I would advise you to choose OpenRouter so you can easily switch between models and also check Llama 3.1 8B, Qwen2.5 7B and Gemma 9B.
yeah ill really have to look into that, thank you for this
hmmm you may start with the T4 for cost-effectiveness and upgrade as your needs grow.
Take a look at this model list:
https://artificialanalysis.ai/leaderboards/models
Specifically look at the latency (median time to first chunk) - on a Minecraft messages delayed in chat by even 500ms is going to give the perception of lag to the players and be frustrating.
Take it from us, a GPU cloud provider, that applying LLMs to every task is a common mistake that will likely cost you more time and money for this use case.
Let's crunch some numbers on using LLMs for chat filtering.

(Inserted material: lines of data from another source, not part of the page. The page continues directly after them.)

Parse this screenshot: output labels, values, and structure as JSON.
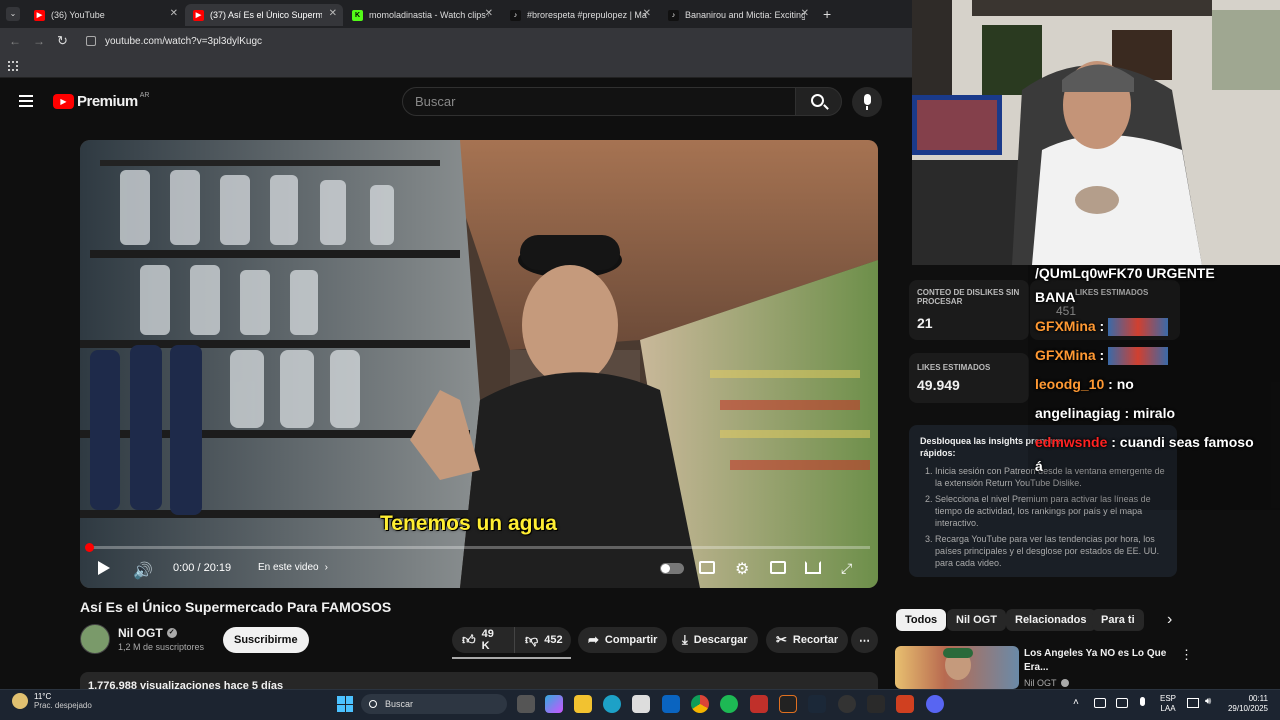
{
  "browser": {
    "tabs": [
      {
        "label": "(36) YouTube",
        "color": "#ff0000"
      },
      {
        "label": "(37) Así Es el Único Supermercado",
        "color": "#ff0000",
        "active": true
      },
      {
        "label": "momoladinastia - Watch clips o",
        "color": "#53fc18"
      },
      {
        "label": "#brorespeta #prepulopez | Mar",
        "color": "#000000"
      },
      {
        "label": "Bananirou and Mictia: Exciting",
        "color": "#000000"
      }
    ],
    "new_tab": "+",
    "url": "youtube.com/watch?v=3pl3dylKugc"
  },
  "youtube": {
    "logo_text": "Premium",
    "region": "AR",
    "search_placeholder": "Buscar"
  },
  "video": {
    "subtitle": "Tenemos un agua",
    "time": "0:00 / 20:19",
    "chapter": "En este video",
    "title": "Así Es el Único Supermercado Para FAMOSOS",
    "channel": "Nil OGT",
    "subscribers": "1,2 M de suscriptores",
    "subscribe": "Suscribirme",
    "likes": "49 K",
    "dislikes": "452",
    "share": "Compartir",
    "download": "Descargar",
    "clip": "Recortar",
    "views": "1.776.988 visualizaciones  hace 5 días",
    "progress": 0.0
  },
  "ryd": {
    "dislike_label": "CONTEO DE DISLIKES SIN PROCESAR",
    "dislike_value": "21",
    "likes_label": "LIKES ESTIMADOS",
    "likes_value": "49.949",
    "dislikes_est_label": "LIKES ESTIMADOS",
    "dislikes_est_value": "451",
    "unlock_title": "Desbloquea las insights premium",
    "unlock_title2": "rápidos:",
    "steps": [
      "Inicia sesión con Patreon desde la ventana emergente de la extensión Return YouTube Dislike.",
      "Selecciona el nivel Premium para activar las líneas de tiempo de actividad, los rankings por país y el mapa interactivo.",
      "Recarga YouTube para ver las tendencias por hora, los países principales y el desglose por estados de EE. UU. para cada video."
    ]
  },
  "chips": [
    "Todos",
    "Nil OGT",
    "Relacionados",
    "Para ti"
  ],
  "recommended": {
    "title": "Los Angeles Ya NO es Lo Que Era...",
    "channel": "Nil OGT"
  },
  "chat": [
    {
      "user": "",
      "text": "/QUmLq0wFK70 URGENTE"
    },
    {
      "user": "",
      "text": "BANA"
    },
    {
      "user": "GFXMina",
      "text": " : "
    },
    {
      "user": "GFXMina",
      "text": " : "
    },
    {
      "user": "leoodg_10",
      "text": " : no"
    },
    {
      "user": "angelinagiag",
      "text": " : miralo"
    },
    {
      "user": "edmwsnde",
      "text": " : cuandi seas famoso"
    },
    {
      "user": "",
      "text": "á"
    }
  ],
  "chat_colors": {
    "GFXMina": "#ff9933",
    "leoodg_10": "#ff9933",
    "angelinagiag": "#ffffff",
    "edmwsnde": "#ff2222"
  },
  "taskbar": {
    "weather_temp": "11°C",
    "weather_desc": "Prac. despejado",
    "search": "Buscar",
    "lang": "ESP",
    "lang2": "LAA",
    "time": "00:11",
    "date": "29/10/2025"
  }
}
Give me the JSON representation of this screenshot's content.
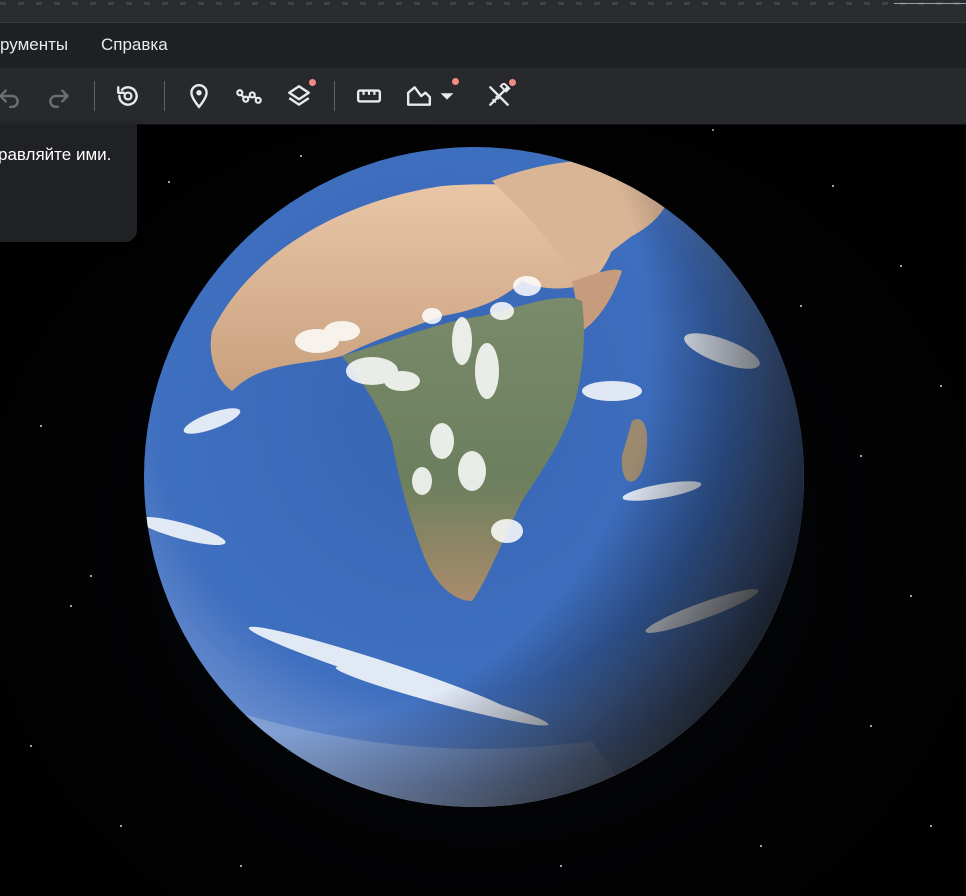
{
  "menu": {
    "items": [
      "рументы",
      "Справка"
    ]
  },
  "toolbar": {
    "buttons": [
      "undo-icon",
      "redo-icon",
      "history-icon",
      "placemark-icon",
      "path-icon",
      "layers-icon",
      "ruler-icon",
      "map-style-icon",
      "measure-tools-icon"
    ],
    "accent_dot_color": "#f28b82"
  },
  "tooltip": {
    "text": "равляйте ими."
  },
  "colors": {
    "background": "#000000",
    "menubar": "#1f2023",
    "toolbar": "#28292c",
    "ocean": "#3f6fbf"
  }
}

Taking typical Minecraft messages (15 words × 4 tokens/word = 60 tokens), with 1M daily messages, we're looking at 60M tokens/day. At Gemini Flash's rate ($0.0375/1M tokens), that's $2.25 daily, scaling to $67.50 monthly or $810 yearly.
While these costs might be justifiable, there are alternatives. One path is training a CPU-efficient filtering model, though latency becomes your main hurdle. Pre-existing datasets on Huggingface could save you the hassle of annotating your own chat logs.
For the self-hosted route, P100s offer solid price-to-performance value - I've used them in research. You could QLoRa a smaller model like Qwen-0.5B, deploy it with ExLlama or VLLM, and get impressive results. Though worth considering: if power costs exceed Gemini Flash pricing, the main benefit becomes customization flexibility.
At stated above, you don't need a LLM for this. Yours is a binary classification task (predict toxic or not toxic). You don't need to generate any text, which is the expensive part of such models.
Check out for toxic classification models at HuggingFace https://huggingface.co/models?sort=downloads&search=toxic
With models based on BERT and optimized, you can classify a chat message in ≈1ms with a T4 or 10ms in a CPU.